Good rains during the past two years have increased soil moisture levels, which tend to moderate heatwaves through evaporation. One consequence is that 2021 will have been relatively cool, at least compared with recent years.
The background warming from climate change has pushed Australia’s temperatures up about 1.4 C since 1900, reducing the likelihood of cool years – 2020, for instance, was Australia’s fourth-hottest on record.
This year, though, will probably fail to break into the top 10 for warmth even with the scorching end to the year, Braganza said.
“It doesn’t tend to get as hot during La Niña years but you can have extended runs of hot weather,” he said.
Some of that heat will be felt this week. For areas such as western Victoria, which have not shared in the above-average falls, the present heatwave will be enough to nudge bushfire risks higher.
“Southern Australia is one of the most fire-prone regions of the world in any year,” Braganza adds.
During La Niñas, strengthening equatorial winds result in the Pacific Ocean absorbing more heat from the atmosphere, whereas El Niños cause the ocean to give some of that warmth back.
This year will probably be about the fifth or sixth warmest on record globally, climatologists expect.

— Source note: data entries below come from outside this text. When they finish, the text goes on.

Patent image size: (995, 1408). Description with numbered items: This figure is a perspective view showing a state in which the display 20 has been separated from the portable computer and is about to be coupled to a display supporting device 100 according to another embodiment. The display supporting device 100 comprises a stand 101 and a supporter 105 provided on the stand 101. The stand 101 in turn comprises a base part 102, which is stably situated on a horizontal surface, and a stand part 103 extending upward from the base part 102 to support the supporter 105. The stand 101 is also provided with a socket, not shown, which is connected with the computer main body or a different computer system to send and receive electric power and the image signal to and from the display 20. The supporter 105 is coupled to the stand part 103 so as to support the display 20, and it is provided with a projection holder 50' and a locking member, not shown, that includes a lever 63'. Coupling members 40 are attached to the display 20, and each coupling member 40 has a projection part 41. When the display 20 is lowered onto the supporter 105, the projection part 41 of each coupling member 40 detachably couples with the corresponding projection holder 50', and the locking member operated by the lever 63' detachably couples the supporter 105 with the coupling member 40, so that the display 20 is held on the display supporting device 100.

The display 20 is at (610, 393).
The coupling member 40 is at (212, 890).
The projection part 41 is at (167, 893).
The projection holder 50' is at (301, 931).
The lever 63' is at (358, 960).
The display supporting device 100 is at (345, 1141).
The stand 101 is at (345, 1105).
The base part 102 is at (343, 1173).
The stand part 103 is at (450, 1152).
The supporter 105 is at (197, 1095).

That would make it cooler than 2020 but warmer than any year prior to 2014 thanks to the effect of that warming temperature background.

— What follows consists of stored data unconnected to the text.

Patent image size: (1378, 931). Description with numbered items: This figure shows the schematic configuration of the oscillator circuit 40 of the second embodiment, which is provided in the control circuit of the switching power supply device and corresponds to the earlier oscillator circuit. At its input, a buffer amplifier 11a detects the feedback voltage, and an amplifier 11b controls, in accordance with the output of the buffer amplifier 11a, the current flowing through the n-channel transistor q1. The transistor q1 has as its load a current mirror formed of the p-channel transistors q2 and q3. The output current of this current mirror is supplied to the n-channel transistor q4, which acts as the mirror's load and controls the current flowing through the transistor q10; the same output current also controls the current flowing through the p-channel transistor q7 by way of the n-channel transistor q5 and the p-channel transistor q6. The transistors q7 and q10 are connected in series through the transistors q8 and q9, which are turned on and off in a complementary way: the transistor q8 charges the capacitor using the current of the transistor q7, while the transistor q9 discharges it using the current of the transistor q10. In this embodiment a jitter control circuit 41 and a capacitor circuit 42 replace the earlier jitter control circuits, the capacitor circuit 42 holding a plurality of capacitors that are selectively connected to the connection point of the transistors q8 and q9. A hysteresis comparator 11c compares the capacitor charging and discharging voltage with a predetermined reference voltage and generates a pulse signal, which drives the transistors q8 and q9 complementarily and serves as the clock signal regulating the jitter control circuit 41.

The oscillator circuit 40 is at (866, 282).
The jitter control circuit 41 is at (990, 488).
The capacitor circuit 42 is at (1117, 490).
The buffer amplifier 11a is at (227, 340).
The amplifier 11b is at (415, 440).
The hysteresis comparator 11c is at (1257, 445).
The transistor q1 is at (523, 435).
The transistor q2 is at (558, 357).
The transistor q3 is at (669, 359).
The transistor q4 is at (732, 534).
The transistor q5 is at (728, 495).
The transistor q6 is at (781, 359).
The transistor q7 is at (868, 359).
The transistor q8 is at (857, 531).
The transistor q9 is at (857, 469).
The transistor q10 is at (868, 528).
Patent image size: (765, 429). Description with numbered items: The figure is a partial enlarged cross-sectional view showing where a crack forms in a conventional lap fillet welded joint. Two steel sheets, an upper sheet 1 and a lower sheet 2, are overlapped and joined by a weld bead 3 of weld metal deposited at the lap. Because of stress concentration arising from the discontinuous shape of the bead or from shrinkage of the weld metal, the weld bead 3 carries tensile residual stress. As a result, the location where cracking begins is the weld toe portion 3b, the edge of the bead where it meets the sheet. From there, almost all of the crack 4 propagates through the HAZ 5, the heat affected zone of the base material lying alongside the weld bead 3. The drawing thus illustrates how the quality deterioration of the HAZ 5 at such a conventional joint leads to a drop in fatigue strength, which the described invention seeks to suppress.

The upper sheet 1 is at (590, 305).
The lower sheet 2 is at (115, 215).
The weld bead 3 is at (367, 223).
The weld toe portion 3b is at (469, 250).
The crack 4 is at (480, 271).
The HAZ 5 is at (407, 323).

“It’s another really warm La Niña year,” Braganza said.
One threat from that heating is that coral bleaching remains a risk for the Great Barrier Reef, as Guardian Australia reported earlier this month. “There’s a heightened risk of thermal stress on the Reef out to February,” he said, with a tropical cyclone the best chance of reducing that threat.
The current La Niña is forecast to linger into early next year, raising the prospects for a relatively cool and damp start to 2022 for most of eastern Australia, the bureau predicts.
For inland northern NSW and southern Queensland, that forecast points to ongoing flood risks.
“The dams are spilling, and there was quite significant [recent] rainfall,” Braganza said. “So they’re going to be on a reasonable flood alert for the rest of summer.”
Extensive bushfires near Perth in February and again in recent weeks hint at the ever-present challenge of fires in the Australia landscape. And while eastern states are likely to have a subdued season as far as forest fires go, the added rain over the past two years elevates potential risks in coming summers.
“Of course, there’s vegetation growth,” Braganza said. “ And we know things can dry out quite quickly.”